Das lag an einer langen Narbe, die manchmal, wenn es plötzlich kalt wurde oder ein Gewitter nahte, noch jetzt weh tat. Sie hatte sich die Wunde vor ein paar Wochen am Zaun zugezogen. Das war eine dumme Sache gewesen. Bri war an diesem Drahtzaun entlanggehüpft und hatte die Menschen auf der anderen Seite beobachtet, sonderbare Wesen mit wunderlichem Gebaren. Sie standen da, guckten einen an, als gäbe es ringsum nichts anderes zu sehen, keine duftenden Gräser und Kräuter, keine Pfützen, aus denen man trinken konnte, keine Büsche und Bäume. Sie starrten einen an, riefen: "Da hüpft eins, dort hat eins einen großen Satz gemacht", und manche rüttelten sogar am Zaun oder warfen Brotstückchen herüber.

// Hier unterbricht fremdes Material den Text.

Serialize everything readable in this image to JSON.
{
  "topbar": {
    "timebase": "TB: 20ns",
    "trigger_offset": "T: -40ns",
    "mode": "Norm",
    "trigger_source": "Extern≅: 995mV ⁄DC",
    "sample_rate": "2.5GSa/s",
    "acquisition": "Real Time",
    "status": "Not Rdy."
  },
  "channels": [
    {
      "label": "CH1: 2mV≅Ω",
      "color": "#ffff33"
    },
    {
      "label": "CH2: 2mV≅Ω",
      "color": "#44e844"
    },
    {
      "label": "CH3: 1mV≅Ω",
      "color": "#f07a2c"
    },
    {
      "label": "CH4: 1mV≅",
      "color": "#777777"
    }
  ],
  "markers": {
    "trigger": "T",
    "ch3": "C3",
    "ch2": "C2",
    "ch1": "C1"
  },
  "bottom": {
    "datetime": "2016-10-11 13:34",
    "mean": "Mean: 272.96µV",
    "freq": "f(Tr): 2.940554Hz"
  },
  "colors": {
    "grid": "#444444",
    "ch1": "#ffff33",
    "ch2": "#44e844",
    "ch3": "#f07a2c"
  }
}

Was verboten war! Eigentlich durfte Bri diese Sachen nicht nehmen. Die Mutter schimpfte, und schon im ersten Jahr der Känguruschule lernte man, dass es gefährlich war, etwas zu essen, was andere wegwarfen.

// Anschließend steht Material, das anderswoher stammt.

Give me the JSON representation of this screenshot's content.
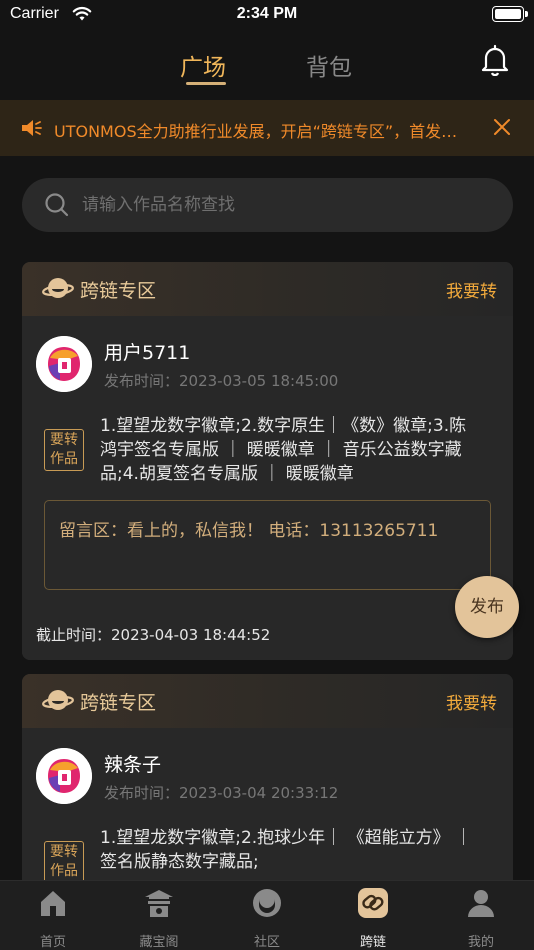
{
  "status_bar": {
    "carrier": "Carrier",
    "time": "2:34 PM"
  },
  "top_nav": {
    "tabs": [
      {
        "label": "广场",
        "active": true
      },
      {
        "label": "背包",
        "active": false
      }
    ]
  },
  "notice": {
    "text": "UTONMOS全力助推行业发展，开启“跨链专区”，首发…"
  },
  "search": {
    "placeholder": "请输入作品名称查找",
    "value": ""
  },
  "cards": [
    {
      "title": "跨链专区",
      "action": "我要转",
      "user": "用户5711",
      "post_time": "发布时间：2023-03-05 18:45:00",
      "tag": "要转作品",
      "works": "1.望望龙数字徽章;2.数字原生｜《数》徽章;3.陈鸿宇签名专属版 ｜ 暖暖徽章 ｜ 音乐公益数字藏品;4.胡夏签名专属版 ｜ 暖暖徽章",
      "message": "留言区：看上的，私信我！ 电话：13113265711",
      "deadline": "截止时间：2023-04-03 18:44:52"
    },
    {
      "title": "跨链专区",
      "action": "我要转",
      "user": "辣条子",
      "post_time": "发布时间：2023-03-04 20:33:12",
      "tag": "要转作品",
      "works": "1.望望龙数字徽章;2.抱球少年｜ 《超能立方》 ｜ 签名版静态数字藏品;"
    }
  ],
  "publish_button": "发布",
  "tabbar": [
    {
      "label": "首页",
      "icon": "home-icon",
      "active": false
    },
    {
      "label": "藏宝阁",
      "icon": "pavilion-icon",
      "active": false
    },
    {
      "label": "社区",
      "icon": "community-icon",
      "active": false
    },
    {
      "label": "跨链",
      "icon": "cross-chain-icon",
      "active": true
    },
    {
      "label": "我的",
      "icon": "profile-icon",
      "active": false
    }
  ],
  "colors": {
    "accent": "#f0b65a",
    "notice_text": "#f08a2a",
    "background": "#141414"
  }
}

Dennoch ließ sich Bri manchmal verführen. Von Keksen zum Beispiel, von Schokoladenwaffeln und ähnlich schmackhaften Dingen. Denn das wieder war das Gute an den Menschen – sie schleppten allerlei appetitliche Dinge mit sich herum.

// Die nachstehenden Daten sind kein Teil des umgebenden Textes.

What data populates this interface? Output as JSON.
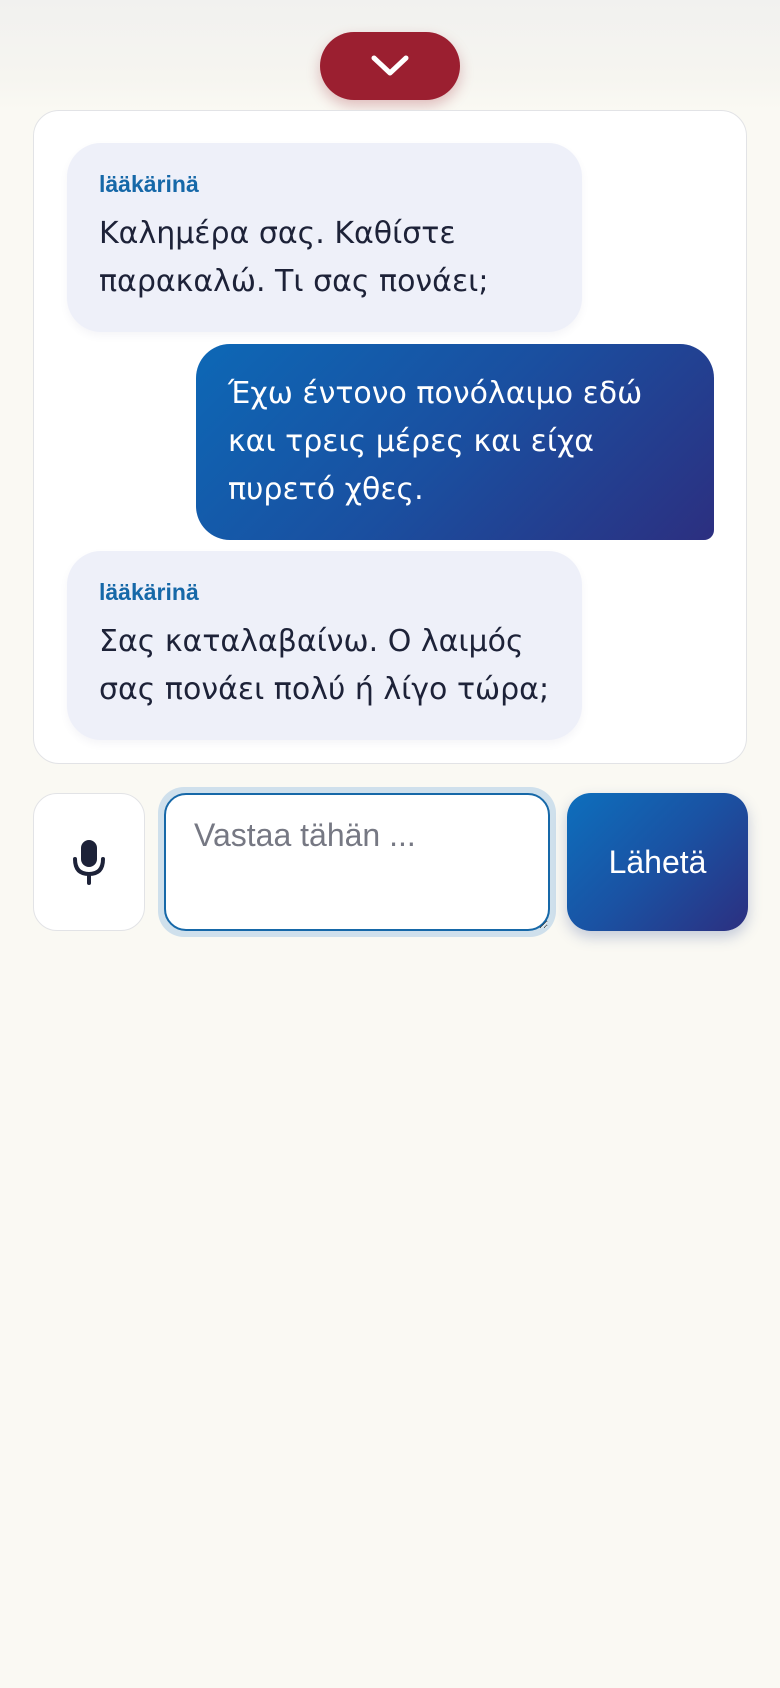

Gerade an diesem Tag aber, als Bri am Zaun entlanghüpfte, um nach etwas Fressbarem Ausschau zu halten, war es passiert. Ein Draht, vom Zaun weg nach innen gebogen, sperrig und spitz, verhakte sich in ihrem Fell, riss ihr die Haut auf. Es tat weh, was aber noch angegangen wäre, hätte Bri nicht einen riesigen Schreck gekriegt. Sie begriff nicht, was geschehen war, glaubte, dass jemand sie festhielt, und versuchte sich durch einen Sprung zu befreien. Und erst da durchzuckte sie der Schmerz so brennend, dass sie fast ohnmächtig geworden wäre. Der Draht war tief ins Fleisch gedrungen, hatte ihr den Beutel am Bauch aufgeschlitzt. Das Blut lief heraus, tropfte auf den Boden. Die Leute draußen allerdings, jenseits des Zauns, hatten nichts gemerkt

Bri jammerte und fiepte leise, sie wollte sich die Wunde lecken, doch setzt euch mal hin und probiert das: euch am Bauch lecken, wenn ihr verletzt seid. Sie schaffte es dennoch, aber es half nicht viel. Es tat trotzdem weh. Da schleppte sie sich, die rechte Vorderpfote auf die Wunde gepresst, in den Schatten, dorthin, wo die Mutter, ein paar Geschwister und auch die Großmutter saßen. Sie hatte ein schlechtes Gewissen, weil sie am Zaun gewesen war und auf einen Keks gehofft hatte, aber die Schmerzen waren zu groß. Und die Mutter fragte auch gar nicht erst, wie oder wo sich das Ganze zugetragen hatte.